Unstructured Mesh and Uncertainty Quantification. We have demonstrated the application of anisotropic mesh/h-adaptivity in the physical domain and p-adaptivity (i.e., a spatially varying setting) for generalized polynomial chaos (gPC) basis in the stochastic domain to control discretization error in the joint physical and stochastic space, and increase the effectiveness and reliability of UQ processes. We have applied joint adaptivity on complex problems involving uncertain material parameters, source term and/or boundary conditions, and spanning advective–diffusive regimes.
In Situ Visualization. As part of a joint FASTMath and SDEV (now RAPIDS) activity, we develop in situ visualization capability coupled with the PHASTA CFD code with abstraction to enable general use within PDE solvers. In-memory adaptivity and dynamically reconfigurable visualization have been applied to multiple full-machine-scale LCF at ANL. Thre is ongoing work to extend this capability to SciDAC applications and to other LCF. Further effort is required to enhance capability to support both automated and user-guided adaptivity and problem redefinition.
Integration of unstructured meshing technology into simulation workflows. Strategies for the in-memory integration of mesh adaptation into existing unstructured mesh analysis codes were defined, and the API and data stream tools needed to support the implementation of those strategies developed. Using these technologies, in-memory integration of FASTMath parallel mesh adaptation tools have been carried out with the ACE3P (SLAC), Albany (Sandia), MFEM (LLNL), M3D-C1 (PPPL), XGC (PPPL) DOE codes, as well as the FUN3D (NASA), PHASTA (Colorado/RPI), and Proteus (DoD) codes.

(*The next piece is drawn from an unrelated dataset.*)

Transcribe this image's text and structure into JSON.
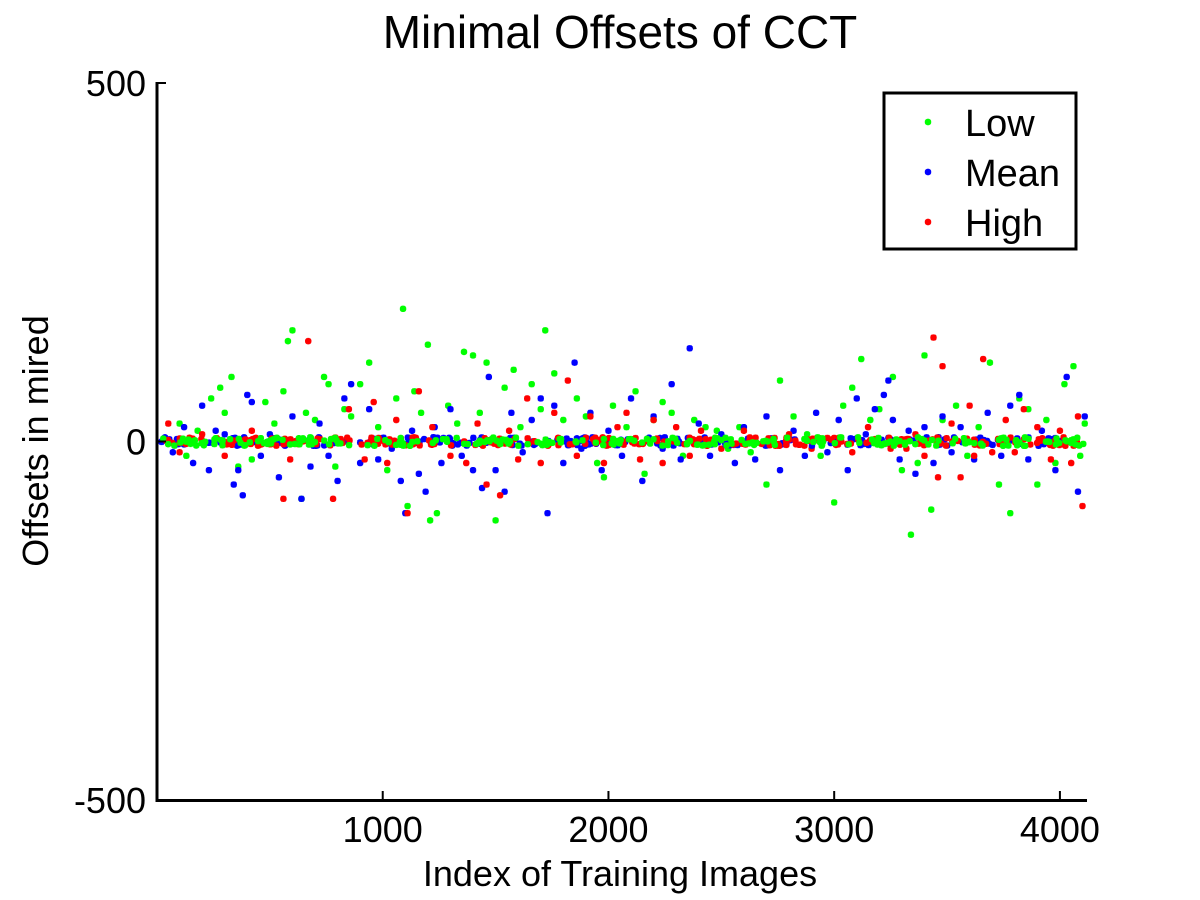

High-Order Finite Element Methods: Recent developments in large-scale computational science make it increasingly clear that high-order discretizations have the potential to achieve optimal performance and deliver fast, efficient, and accurate simulations on exascale systems. A key to achieving this efficiency at high orders is the use of matrix-free algorithms that optimize the amount of computations performed per memory transfer. The MFEM project is developing new theory and advanced algorithms and implementations for these types of high-order discretizations that focus on generality, ease-of-use in applications, and high-performance on the full range of modern computing architectures. A main component of this work is performing research to enable matrix-free high-order support in all components of the traditional simulation pipeline, from meshing, to discretizations, adaptive mesh refinement, solvers, visualization and so forth. In the FASTMath institute, we are further developing these technologies for a wide range of applications, including electromagnetic simulations of interest to SciDAC application partners.